Le pape dissout l’ordre des Templiers : bulle Vox clamantis du 3 avril 1312. La bulle Ad providam du 2 mai va transmettre les biens aux Hospitaliers. Le roi, sous prétexte de dettes, en a déjà prélevé la plus forte part possible, mais le fameux « trésor des Templiers » demeure introuvable.
« Clément, juge inique et cruel bourreau, je t’ajourne à comparaître dans quarante jours devant le tribunal du souverain juge. »259
Jacques de MOLAY (vers 1244-1314), sur le bûcher dans l’îlot aux Juifs, île de la Cité à Paris, 19 mars 1314
Histoire de l’Église de France : composée sur les documents originaux et authentiques, tome VI (1856), abbé Guettée
Dernières paroles attribuées au grand maître des Templiers. Ce mot de la fin est l’un des plus célèbres de l’histoire. Quarante jours plus tard, le 20 avril, Clément V meurt d’étouffement, seul dans sa chambre à Avignon - comme aucun pape avant lui, ni après.
Autre version de la malédiction, tirée de la saga des Rois maudits de Maurice Druon et du feuilleton télé de Claude Barma qui popularisa l’affaire des Templiers au XXe siècle : « Pape Clément ! Chevalier Guillaume ! Roi Philippe ! Avant un an, je vous cite à comparaître au tribunal de Dieu pour y recevoir votre juste châtiment ! Maudits ! Maudits ! Tous maudits jusqu’à la treizième génération de vos races ! »
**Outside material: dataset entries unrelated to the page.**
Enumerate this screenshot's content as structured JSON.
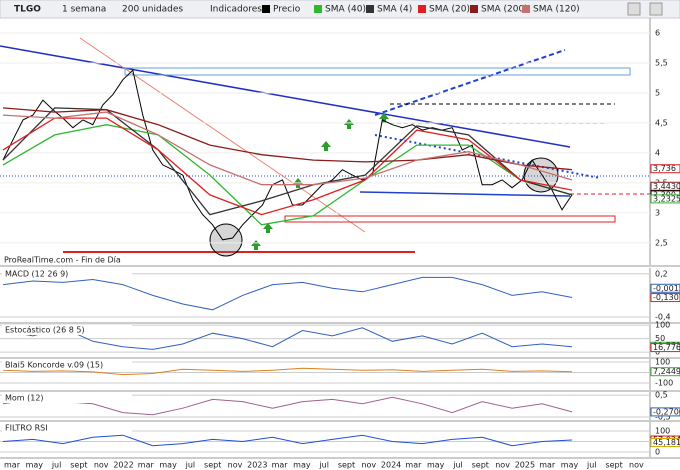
{
  "toolbar": {
    "ticker": "TLGO",
    "period": "1 semana",
    "units": "200 unidades",
    "indicators": "Indicadores"
  },
  "footer": "ProRealTime.com - Fin de Día",
  "time_axis": [
    "mar",
    "may",
    "jul",
    "sept",
    "nov",
    "2022",
    "mar",
    "may",
    "jul",
    "sept",
    "nov",
    "2023",
    "mar",
    "may",
    "jul",
    "sept",
    "nov",
    "2024",
    "mar",
    "may",
    "jul",
    "sept",
    "nov",
    "2025",
    "mar",
    "may",
    "jul",
    "sept",
    "nov"
  ],
  "chart_data": [
    {
      "type": "line",
      "ylim": [
        2.13,
        6.25
      ],
      "yticks": [
        {
          "value": 2.5,
          "label": "2,5"
        },
        3,
        {
          "value": 3.5,
          "label": "3,5"
        },
        4,
        {
          "value": 4.5,
          "label": "4,5"
        },
        5,
        {
          "value": 5.5,
          "label": "5,5"
        },
        6
      ],
      "series": [
        {
          "name": "Precio",
          "color": "#000000",
          "values": [
            3.88,
            4.22,
            4.55,
            4.63,
            4.88,
            4.72,
            4.58,
            4.42,
            4.55,
            4.47,
            4.8,
            4.97,
            5.22,
            5.38,
            4.63,
            4.05,
            3.8,
            3.72,
            3.63,
            3.22,
            2.97,
            2.8,
            2.55,
            2.58,
            2.8,
            2.97,
            3.13,
            3.47,
            3.55,
            3.13,
            3.13,
            3.3,
            3.47,
            3.55,
            3.72,
            3.63,
            3.55,
            3.63,
            4.55,
            4.47,
            4.42,
            4.47,
            4.38,
            4.42,
            4.38,
            4.42,
            4.05,
            4.13,
            3.47,
            3.47,
            3.55,
            3.42,
            3.55,
            3.88,
            3.63,
            3.38,
            3.05,
            3.3
          ]
        },
        {
          "name": "SMA (40)",
          "color": "#2eb82e",
          "values": [
            3.8,
            4.3,
            4.47,
            4.3,
            3.63,
            2.8,
            2.95,
            3.55,
            4.13,
            4.13,
            3.55,
            3.3
          ]
        },
        {
          "name": "SMA (4)",
          "color": "#333333",
          "values": [
            3.88,
            4.75,
            4.72,
            4.05,
            2.97,
            3.2,
            3.47,
            3.63,
            4.45,
            4.3,
            3.55,
            3.3
          ]
        },
        {
          "name": "SMA (20)",
          "color": "#e02020",
          "values": [
            4.05,
            4.58,
            4.58,
            4.05,
            3.3,
            2.97,
            3.22,
            3.55,
            4.38,
            4.22,
            3.55,
            3.38
          ]
        },
        {
          "name": "SMA (200)",
          "color": "#8b1a1a",
          "values": [
            4.75,
            4.68,
            4.72,
            4.47,
            4.13,
            3.97,
            3.88,
            3.85,
            3.88,
            3.97,
            3.8,
            3.72
          ]
        },
        {
          "name": "SMA (120)",
          "color": "#c87070",
          "values": [
            4.63,
            4.58,
            4.68,
            4.3,
            3.8,
            3.47,
            3.47,
            3.58,
            3.88,
            4.02,
            3.8,
            3.55
          ]
        }
      ],
      "price_labels": [
        {
          "value": 3.736,
          "label": "3,736",
          "color": "#e02020"
        },
        {
          "value": 3.443,
          "label": "3,4430",
          "color": "#8b1a1a"
        },
        {
          "value": 3.3,
          "label": "3,300",
          "color": "#000000"
        },
        {
          "value": 3.2325,
          "label": "3,2325",
          "color": "#2eb82e"
        }
      ]
    },
    {
      "type": "line",
      "ylim": [
        -0.47,
        0.28
      ],
      "yticks": [
        {
          "value": 0.2,
          "label": "0,2"
        },
        {
          "value": -0.4,
          "label": "-0,4"
        }
      ],
      "series": [
        {
          "name": "MACD (12 26 9)",
          "color": "#3060c0",
          "values": [
            0.05,
            0.1,
            0.08,
            0.12,
            0.05,
            -0.1,
            -0.22,
            -0.3,
            -0.1,
            0.05,
            0.08,
            0,
            -0.05,
            0.05,
            0.15,
            0.15,
            0.05,
            -0.1,
            -0.05,
            -0.13
          ]
        }
      ],
      "price_labels": [
        {
          "value": -0.0015,
          "label": "-0,0015",
          "color": "#3060c0"
        },
        {
          "value": -0.1307,
          "label": "-0,1307",
          "color": "#e02020"
        }
      ]
    },
    {
      "type": "line",
      "ylim": [
        -18,
        104
      ],
      "yticks": [
        100,
        50,
        0
      ],
      "series": [
        {
          "name": "Estocástico (26 8 5)",
          "color": "#3060c0",
          "values": [
            80,
            60,
            90,
            40,
            20,
            10,
            30,
            70,
            50,
            20,
            80,
            60,
            90,
            40,
            60,
            30,
            70,
            20,
            30,
            20
          ]
        }
      ],
      "price_labels": [
        {
          "value": 21.771,
          "label": "21,771",
          "color": "#2eb82e"
        },
        {
          "value": 16.776,
          "label": "16,776",
          "color": "#e02020"
        }
      ]
    },
    {
      "type": "line",
      "ylim": [
        -167,
        128
      ],
      "yticks": [
        100,
        0,
        -100
      ],
      "series": [
        {
          "name": "Blai5 Koncorde v.09 (15)",
          "color": "#e08020",
          "values": [
            20,
            10,
            15,
            5,
            -20,
            -10,
            30,
            20,
            10,
            20,
            40,
            30,
            20,
            25,
            10,
            20,
            30,
            10,
            15,
            7
          ]
        }
      ],
      "price_labels": [
        {
          "value": 7.2449,
          "label": "7,2449",
          "color": "#2eb82e"
        }
      ]
    },
    {
      "type": "line",
      "ylim": [
        -0.64,
        0.64
      ],
      "yticks": [
        {
          "value": 0.5,
          "label": "0,5"
        },
        {
          "value": -0.5,
          "label": "-0,5"
        }
      ],
      "series": [
        {
          "name": "Mom (12)",
          "color": "#a06090",
          "values": [
            0.1,
            0.3,
            0.2,
            0.1,
            -0.3,
            -0.4,
            -0.1,
            0.3,
            0.2,
            -0.1,
            0.2,
            0.3,
            0.1,
            0.4,
            0.1,
            -0.3,
            0.2,
            -0.1,
            0.1,
            -0.27
          ]
        }
      ],
      "price_labels": [
        {
          "value": -0.27,
          "label": "-0,2700",
          "color": "#3060c0"
        }
      ]
    },
    {
      "type": "line",
      "ylim": [
        -24,
        143
      ],
      "yticks": [
        100,
        50,
        0
      ],
      "series": [
        {
          "name": "FILTRO RSI",
          "color": "#2050d0",
          "values": [
            50,
            60,
            40,
            70,
            80,
            30,
            40,
            60,
            50,
            70,
            40,
            60,
            80,
            50,
            40,
            60,
            70,
            30,
            50,
            57
          ]
        }
      ],
      "price_labels": [
        {
          "value": 57.034,
          "label": "57,034",
          "color": "#e02020"
        },
        {
          "value": 45.181,
          "label": "45,181",
          "color": "#d0b000"
        }
      ]
    }
  ]
}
Nogaret est mort il y a un an et il peut s’agir d’un autre Guillaume. Mais… le pape va mourir dans le délai imparti, comme le roi, suite à une chute de cheval (blessure infectée ou accident cérébral). Plus troublant, le nombre de drames qui frappent la descendance royale en quinze ans, au point d’ébranler la dynastie capétienne : assassinats, scandales, procès, morts subites, désastres militaires. Quant à la treizième génération… cela tombe sur Louis XVI, le roi de France guillotiné sous la Révolution.